1.3.3. Vulgarisation relative d’une production de luxe :
les volailles de Bresse.

Autrefois uniquement consommées, par la majeure partie de la population, lors des fêtes ou lorsqu’une bête ne pouvait être vendue, les volailles entrent maintenant de manière massive dans l’alimentation bressane. A l’instar du reste du pays, la consommation de cet aliment a fortement augmenté. Les personnes qui élèvent des volailles n’hésitent pas à se servir pour leur consommation personnelle, tandis que les autres se fournissent dans les commerces. Si cette tendance vaut pour la volaille en général, la volaille de Bresse reste une production prestigieuse et onéreuse qui n’est pas accessible à tous les consommateurs : « ‘tout le monde ne peut pas se permettre de s’acheter un poulet de Bresse, tous les jours ’» remarque l’un d’entre eux. Auprès des agriculteurs, en activité ou retraités mais ayant conservé une petite basse-cour, la consommation de volailles de Bresse, autrefois exceptionnelle, s’est banalisée : « ‘aujourd’hui on mange plus volontiers de la volaille, pourquoi ? Parce qu’on a plus d’argent... mais à une époque donnée, si on en faisait, c’était vraiment presque un sacrifice, on faisait ça parce qu’il y avait une grosse manifestation dans la famille, un gros truc’ ». En fait, seules les personnes qui restent proches du système avicole profitent de ces volailles, c’est-à-dire celles qui en élèvent pour leur consommation personnelle ou pour la commercialisation, ainsi que leurs proches parents et amis ou encore les personnes, nombreuses en Bresse, qui connaissent le moyen de s’en procurer à des tarifs avantageux (Cf. Chap.3.1.6.).

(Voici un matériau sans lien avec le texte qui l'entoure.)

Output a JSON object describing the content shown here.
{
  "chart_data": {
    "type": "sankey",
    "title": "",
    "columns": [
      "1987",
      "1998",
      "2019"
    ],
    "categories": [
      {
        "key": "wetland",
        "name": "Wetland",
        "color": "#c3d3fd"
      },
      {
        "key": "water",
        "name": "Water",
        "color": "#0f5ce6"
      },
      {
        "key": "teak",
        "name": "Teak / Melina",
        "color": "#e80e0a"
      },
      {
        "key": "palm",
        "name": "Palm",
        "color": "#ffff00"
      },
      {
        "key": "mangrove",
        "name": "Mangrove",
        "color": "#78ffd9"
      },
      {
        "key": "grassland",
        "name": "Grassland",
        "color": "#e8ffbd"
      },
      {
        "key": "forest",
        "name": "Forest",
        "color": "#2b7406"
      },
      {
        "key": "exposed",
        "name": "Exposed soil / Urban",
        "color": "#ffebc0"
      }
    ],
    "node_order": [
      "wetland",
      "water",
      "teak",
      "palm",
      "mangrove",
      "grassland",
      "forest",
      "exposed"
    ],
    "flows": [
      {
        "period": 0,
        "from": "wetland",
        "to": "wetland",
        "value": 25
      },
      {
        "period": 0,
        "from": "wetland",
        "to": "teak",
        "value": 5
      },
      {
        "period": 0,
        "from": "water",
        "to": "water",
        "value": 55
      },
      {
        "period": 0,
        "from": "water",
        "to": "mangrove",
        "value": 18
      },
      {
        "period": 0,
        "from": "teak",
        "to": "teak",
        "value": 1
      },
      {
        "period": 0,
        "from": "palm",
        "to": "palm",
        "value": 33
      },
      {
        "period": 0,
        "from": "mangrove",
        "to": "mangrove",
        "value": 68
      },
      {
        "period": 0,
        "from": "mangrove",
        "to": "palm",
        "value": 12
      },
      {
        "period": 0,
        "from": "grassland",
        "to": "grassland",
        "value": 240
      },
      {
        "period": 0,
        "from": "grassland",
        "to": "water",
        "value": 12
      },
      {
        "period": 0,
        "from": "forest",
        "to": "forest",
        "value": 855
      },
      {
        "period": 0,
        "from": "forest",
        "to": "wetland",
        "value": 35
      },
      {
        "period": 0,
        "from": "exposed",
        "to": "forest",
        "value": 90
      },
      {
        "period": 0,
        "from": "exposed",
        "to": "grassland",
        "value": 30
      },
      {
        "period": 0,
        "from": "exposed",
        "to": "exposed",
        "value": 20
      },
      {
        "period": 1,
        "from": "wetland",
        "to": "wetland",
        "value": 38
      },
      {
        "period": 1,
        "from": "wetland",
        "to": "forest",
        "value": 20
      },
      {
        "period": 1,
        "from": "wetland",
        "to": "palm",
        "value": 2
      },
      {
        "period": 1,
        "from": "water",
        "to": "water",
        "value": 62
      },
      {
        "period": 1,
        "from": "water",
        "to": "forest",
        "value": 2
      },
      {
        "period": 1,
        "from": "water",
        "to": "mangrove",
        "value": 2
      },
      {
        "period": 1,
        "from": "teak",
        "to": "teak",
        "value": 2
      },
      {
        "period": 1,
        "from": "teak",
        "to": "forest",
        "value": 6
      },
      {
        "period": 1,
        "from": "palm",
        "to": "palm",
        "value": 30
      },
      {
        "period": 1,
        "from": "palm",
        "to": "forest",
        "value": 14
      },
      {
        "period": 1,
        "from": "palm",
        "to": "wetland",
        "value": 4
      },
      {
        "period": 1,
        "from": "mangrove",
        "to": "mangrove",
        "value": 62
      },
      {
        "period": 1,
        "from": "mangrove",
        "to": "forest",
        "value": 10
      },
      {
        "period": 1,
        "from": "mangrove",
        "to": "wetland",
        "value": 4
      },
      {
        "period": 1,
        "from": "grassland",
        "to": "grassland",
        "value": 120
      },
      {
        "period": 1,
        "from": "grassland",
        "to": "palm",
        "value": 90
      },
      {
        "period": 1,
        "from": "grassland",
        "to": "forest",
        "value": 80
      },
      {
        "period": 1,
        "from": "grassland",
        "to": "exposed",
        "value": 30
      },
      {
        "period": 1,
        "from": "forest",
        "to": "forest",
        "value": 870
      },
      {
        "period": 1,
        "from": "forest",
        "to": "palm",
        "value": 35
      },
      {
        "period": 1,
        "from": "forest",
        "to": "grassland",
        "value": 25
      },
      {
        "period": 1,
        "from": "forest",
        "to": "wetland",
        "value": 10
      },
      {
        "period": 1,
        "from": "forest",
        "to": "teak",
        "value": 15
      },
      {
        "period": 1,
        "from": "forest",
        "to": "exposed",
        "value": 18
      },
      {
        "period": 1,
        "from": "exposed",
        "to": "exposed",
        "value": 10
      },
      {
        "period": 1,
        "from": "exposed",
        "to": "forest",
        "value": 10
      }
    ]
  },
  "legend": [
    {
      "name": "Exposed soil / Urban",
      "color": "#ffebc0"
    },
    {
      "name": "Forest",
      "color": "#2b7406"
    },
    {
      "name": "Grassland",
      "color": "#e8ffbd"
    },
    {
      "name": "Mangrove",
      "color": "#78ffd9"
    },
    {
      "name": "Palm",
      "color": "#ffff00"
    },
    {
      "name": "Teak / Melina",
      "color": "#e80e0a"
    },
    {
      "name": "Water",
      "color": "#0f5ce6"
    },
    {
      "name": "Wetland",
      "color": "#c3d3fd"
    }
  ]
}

La disparité d’accès à la consommation des volailles de Bresse est encore plus forte à propos des chapons et des poulardes. Encore plus prestigieuses, ces volailles, qui n’étaient d’ailleurs élevées que dans certaines fermes bressanes, étaient uniquement destinées à la commercialisation et à la redevance des baux. L’essentiel de la population n’en mangeait strictement jamais. Actuellement, parmi les personnes qui ont des volailles, certaines élèvent des chapons et poulardes dont quelques-uns, si ce n’est tous, sont destinés à leur consommation personnelle et à celle de leurs proches. Ils font alors appel à un vétérinaire ou un voisin pour le chaponnage. Beaucoup ont reconnu que ce plat est effectivement une nouveauté pour eux ou qu’ils n’en connaissent la saveur que depuis quelques années. De même, les personnes qui vont aider des éleveurs au moment des fêtes de Noël se voient parfois offrir, en guise de remerciement, une volaille roulée. L’une d’entre elles avoue qu’avant qu’elle ne vienne assister sa voisine éleveuse, elle n’avait jamais goûté de chapon. Désormais elle en mange un chaque année. En somme, cette consommation est devenue accessible et s’avère occasionnelle ou régulière pour la population qui vit dans la proximité avec l’élevage de ces volailles - à ce titre on peut dire qu’elle a augmenté - mais reste ignorée de la part de ceux qui n’y ont pas accès, soit l’essentiel de la population. En effet, dans les commerces, ces volailles atteignent de tels prix178, et plus encore si elles ont été primés, que la majorité de la population ne songe même pas à en acheter. Seules les personnes les plus fortunées peuvent en consommer, à moins, là encore, de connaître le moyen de se procurer des pièces déclassées et donc à moindre prix.

Parmi les volailles, les pigeons, autrefois courants dans les fermes bressanes, sont de moins en moins élevés par les particuliers et tendent donc à diminuer fortement dans l’alimentation. En fait, partout en Bresse, les agriculteurs en activité ou retraités décident progressivement d’arrêter leur élevage. Dans la région de Foissiat, un groupe d’habitants s’interroge sur le nombre d’éleveurs restants : « ‘ben on est dans les derniers qui avons des pigeons. Il en reste combien ? Une demi-douzaine à Lescheroux ?’ » puis entament un recensement : « ‘y a toi, y a Gabi, y a...’ » ... alors que ces volailles étaient naguère élevées dans toutes les fermes bressanes.

Notes
178.

Les chapons tournent entre 90 et 140 euros en fonction de leur poids et des commerces.